One particular painting that holds special meaning for him is one he made for his wife Colleen when they first met 20 years ago.
"We spent a week in the middle of winter at our cottage, snowed in, and I did a painting. It's still hanging in our living room."
Hulme took up the paintbrush in earnest again about seven years ago, urged on by his daughter and son-in-law after he gave them a painting as a wedding gift.
A couple weeks later, his son-in-law, a photographer, said to him, as a joke, "You're going to have a show. You're booked for November."
Hulme replied "Okay, but it has to be at your studio."
He took to his easel and completed 25 paintings in time for a show that turned out to be no joke.
"It was a one-night show and I sold two thirds of them," he said.
"I'm a project manager by day, but the muse had always been in my background and when it came out it became a furious event.
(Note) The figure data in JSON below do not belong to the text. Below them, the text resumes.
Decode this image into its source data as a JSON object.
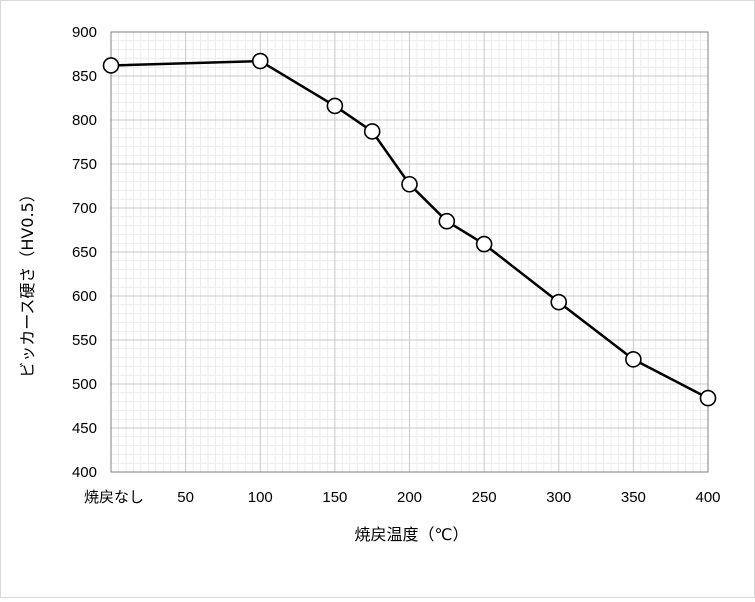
{
  "chart_data": {
    "type": "line",
    "title": "",
    "xlabel": "焼戻温度（℃）",
    "ylabel": "ビッカース硬さ（HV0.5）",
    "xlim": [
      0,
      400
    ],
    "ylim": [
      400,
      900
    ],
    "x_ticks": [
      {
        "value": 0,
        "label": "焼戻なし"
      },
      {
        "value": 50,
        "label": "50"
      },
      {
        "value": 100,
        "label": "100"
      },
      {
        "value": 150,
        "label": "150"
      },
      {
        "value": 200,
        "label": "200"
      },
      {
        "value": 250,
        "label": "250"
      },
      {
        "value": 300,
        "label": "300"
      },
      {
        "value": 350,
        "label": "350"
      },
      {
        "value": 400,
        "label": "400"
      }
    ],
    "y_ticks": [
      400,
      450,
      500,
      550,
      600,
      650,
      700,
      750,
      800,
      850,
      900
    ],
    "grid": true,
    "legend": "none",
    "series": [
      {
        "color": "#000000",
        "marker": "open-circle",
        "x": [
          0,
          100,
          150,
          175,
          200,
          225,
          250,
          300,
          350,
          400
        ],
        "y": [
          862,
          867,
          816,
          787,
          727,
          685,
          659,
          593,
          528,
          484
        ]
      }
    ]
  }
}
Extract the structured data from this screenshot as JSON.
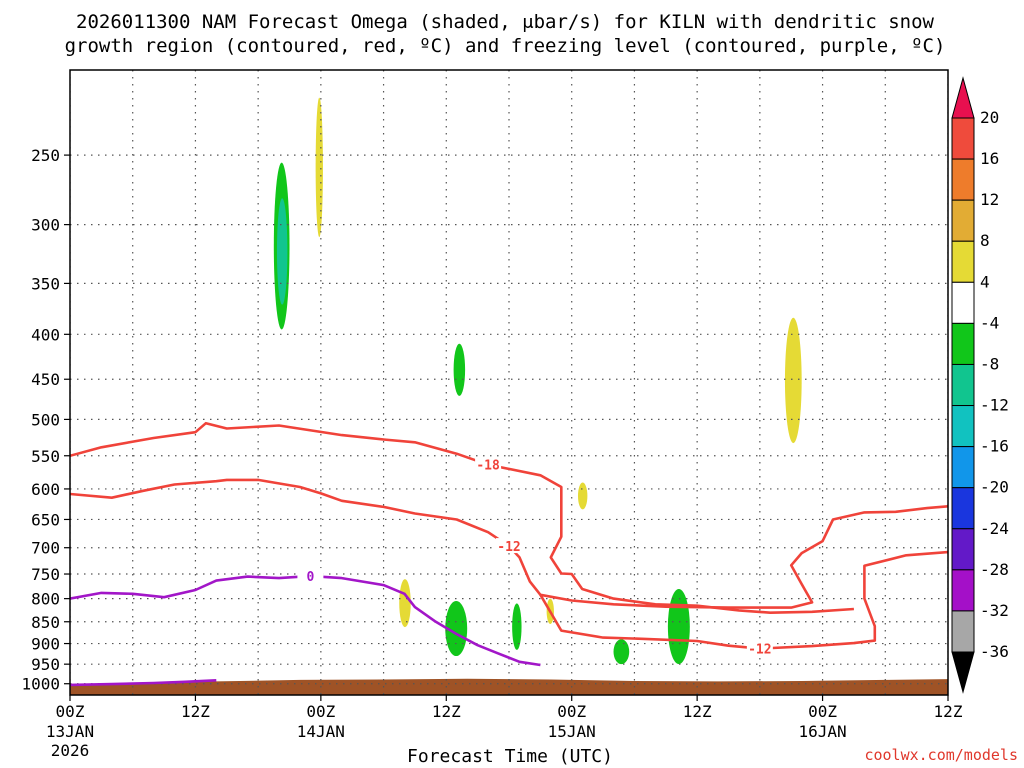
{
  "chart_data": {
    "type": "time-height",
    "title_lines": [
      "2026011300 NAM Forecast Omega (shaded, μbar/s) for KILN with dendritic snow",
      "growth region (contoured, red, ºC) and freezing level (contoured, purple, ºC)"
    ],
    "xlabel": "Forecast Time (UTC)",
    "x_hours_range": [
      0,
      84
    ],
    "x_ticks": [
      {
        "h": 0,
        "label": "00Z",
        "date": "13JAN",
        "year": "2026"
      },
      {
        "h": 12,
        "label": "12Z",
        "date": "",
        "year": ""
      },
      {
        "h": 24,
        "label": "00Z",
        "date": "14JAN",
        "year": ""
      },
      {
        "h": 36,
        "label": "12Z",
        "date": "",
        "year": ""
      },
      {
        "h": 48,
        "label": "00Z",
        "date": "15JAN",
        "year": ""
      },
      {
        "h": 60,
        "label": "12Z",
        "date": "",
        "year": ""
      },
      {
        "h": 72,
        "label": "00Z",
        "date": "16JAN",
        "year": ""
      },
      {
        "h": 84,
        "label": "12Z",
        "date": "",
        "year": ""
      }
    ],
    "pressure_range": [
      1030,
      200
    ],
    "y_ticks": [
      250,
      300,
      350,
      400,
      450,
      500,
      550,
      600,
      650,
      700,
      750,
      800,
      850,
      900,
      950,
      1000
    ],
    "grid": true,
    "colorbar": {
      "levels": [
        "20",
        "16",
        "12",
        "8",
        "4",
        "-4",
        "-8",
        "-12",
        "-16",
        "-20",
        "-24",
        "-28",
        "-32",
        "-36"
      ],
      "colors": [
        "#e8104f",
        "#ef4b3c",
        "#ee7c2b",
        "#e2ac34",
        "#e5da35",
        "#ffffff",
        "#11c61a",
        "#11c58f",
        "#11c2c0",
        "#1196ea",
        "#1a36de",
        "#6319c8",
        "#a410c8",
        "#a7a7a7",
        "#000000"
      ]
    },
    "contours": [
      {
        "name": "-18C isotherm",
        "color": "#f0433a",
        "label": "-18",
        "points": [
          [
            0,
            550
          ],
          [
            3,
            538
          ],
          [
            8,
            525
          ],
          [
            12,
            517
          ],
          [
            13,
            505
          ],
          [
            15,
            512
          ],
          [
            20,
            508
          ],
          [
            26,
            521
          ],
          [
            30,
            527
          ],
          [
            33,
            531
          ],
          [
            37,
            547
          ],
          [
            40,
            563
          ],
          [
            45,
            579
          ],
          [
            47,
            597
          ],
          [
            47,
            680
          ],
          [
            46,
            718
          ],
          [
            47,
            749
          ],
          [
            48,
            750
          ],
          [
            49,
            780
          ],
          [
            52,
            800
          ],
          [
            56,
            812
          ],
          [
            60,
            815
          ],
          [
            64,
            825
          ],
          [
            67,
            830
          ],
          [
            71,
            828
          ],
          [
            75,
            822
          ]
        ]
      },
      {
        "name": "-12C isotherm (upper)",
        "color": "#f0433a",
        "label": "-12",
        "points": [
          [
            0,
            608
          ],
          [
            4,
            614
          ],
          [
            7,
            603
          ],
          [
            10,
            593
          ],
          [
            14,
            588
          ],
          [
            15,
            586
          ],
          [
            18,
            586
          ],
          [
            22,
            597
          ],
          [
            24,
            607
          ],
          [
            26,
            619
          ],
          [
            30,
            629
          ],
          [
            33,
            640
          ],
          [
            37,
            650
          ],
          [
            40,
            672
          ],
          [
            42,
            697
          ],
          [
            43,
            718
          ],
          [
            44,
            765
          ],
          [
            45,
            792
          ],
          [
            48,
            804
          ],
          [
            52,
            812
          ],
          [
            57,
            817
          ],
          [
            63,
            819
          ],
          [
            69,
            819
          ],
          [
            71,
            808
          ],
          [
            70,
            770
          ],
          [
            69,
            733
          ],
          [
            70,
            710
          ],
          [
            72,
            688
          ],
          [
            73,
            650
          ],
          [
            76,
            638
          ],
          [
            79,
            637
          ],
          [
            82,
            631
          ],
          [
            84,
            628
          ]
        ]
      },
      {
        "name": "-12C isotherm (lower)",
        "color": "#f0433a",
        "label": "-12",
        "points": [
          [
            45,
            792
          ],
          [
            47,
            870
          ],
          [
            51,
            886
          ],
          [
            55,
            889
          ],
          [
            60,
            894
          ],
          [
            63,
            905
          ],
          [
            66,
            912
          ],
          [
            71,
            906
          ],
          [
            75,
            899
          ],
          [
            77,
            893
          ],
          [
            77,
            860
          ],
          [
            76,
            800
          ],
          [
            76,
            734
          ],
          [
            80,
            714
          ],
          [
            84,
            708
          ]
        ]
      },
      {
        "name": "0C freezing level",
        "color": "#a216c8",
        "label": "0",
        "points": [
          [
            0,
            800
          ],
          [
            3,
            788
          ],
          [
            6,
            790
          ],
          [
            9,
            797
          ],
          [
            12,
            782
          ],
          [
            14,
            763
          ],
          [
            17,
            755
          ],
          [
            20,
            758
          ],
          [
            23,
            754
          ],
          [
            26,
            758
          ],
          [
            30,
            772
          ],
          [
            32,
            790
          ],
          [
            33,
            818
          ],
          [
            35,
            850
          ],
          [
            37,
            878
          ],
          [
            39,
            904
          ],
          [
            41,
            924
          ],
          [
            43,
            944
          ],
          [
            45,
            952
          ]
        ]
      },
      {
        "name": "0C freezing level (near surface)",
        "color": "#a216c8",
        "label": "",
        "points": [
          [
            0,
            1003
          ],
          [
            4,
            1001
          ],
          [
            8,
            998
          ],
          [
            11,
            995
          ],
          [
            14,
            991
          ]
        ]
      }
    ],
    "omega_regions": [
      {
        "value": "-4 to -8",
        "color": "#11c61a",
        "p": [
          255,
          395
        ],
        "h": [
          19.5,
          21
        ]
      },
      {
        "value": "-8 to -12",
        "color": "#11c58f",
        "p": [
          280,
          370
        ],
        "h": [
          19.8,
          20.8
        ]
      },
      {
        "value": "4 to 8",
        "color": "#e5da35",
        "p": [
          215,
          310
        ],
        "h": [
          23.5,
          24.2
        ]
      },
      {
        "value": "4 to 8",
        "color": "#e5da35",
        "p": [
          760,
          862
        ],
        "h": [
          31.5,
          32.6
        ]
      },
      {
        "value": "-4 to -8",
        "color": "#11c61a",
        "p": [
          805,
          930
        ],
        "h": [
          35.9,
          38.0
        ]
      },
      {
        "value": "-4 to -8",
        "color": "#11c61a",
        "p": [
          810,
          915
        ],
        "h": [
          42.3,
          43.2
        ]
      },
      {
        "value": "4 to 8",
        "color": "#e5da35",
        "p": [
          800,
          855
        ],
        "h": [
          45.6,
          46.3
        ]
      },
      {
        "value": "4 to 8",
        "color": "#e5da35",
        "p": [
          383,
          532
        ],
        "h": [
          68.4,
          70.0
        ]
      },
      {
        "value": "4 to 8",
        "color": "#e5da35",
        "p": [
          590,
          633
        ],
        "h": [
          48.6,
          49.5
        ]
      },
      {
        "value": "-4 to -8",
        "color": "#11c61a",
        "p": [
          780,
          950
        ],
        "h": [
          57.2,
          59.3
        ]
      },
      {
        "value": "-4 to -8",
        "color": "#11c61a",
        "p": [
          890,
          950
        ],
        "h": [
          52.0,
          53.5
        ]
      },
      {
        "value": "-4 to -8",
        "color": "#11c61a",
        "p": [
          410,
          470
        ],
        "h": [
          36.7,
          37.8
        ]
      }
    ],
    "terrain_color": "#9f5326"
  },
  "credit": "coolwx.com/models"
}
For a year I just painted like a maniac. We had 30 paintings hanging up in our house, stacked up against walls. The house reeked of oil paint and every night I would go downstairs after supper and paint until about 1 o'clock in the morning."
Hulme is in the early planning stages for a show this fall with friend and local artist Amber Smith.
His love of woodworking has been reinvigorated lately, too. Over the last year and a half, he's been making furniture from salvaged wood and selling it at the Leslieville Flea.
"I would like to have a pop-up store or something along that line in the near future, but I have one kid in university and two at home, so it's not going to happen right away," says Hulme. "That's my retirement plan."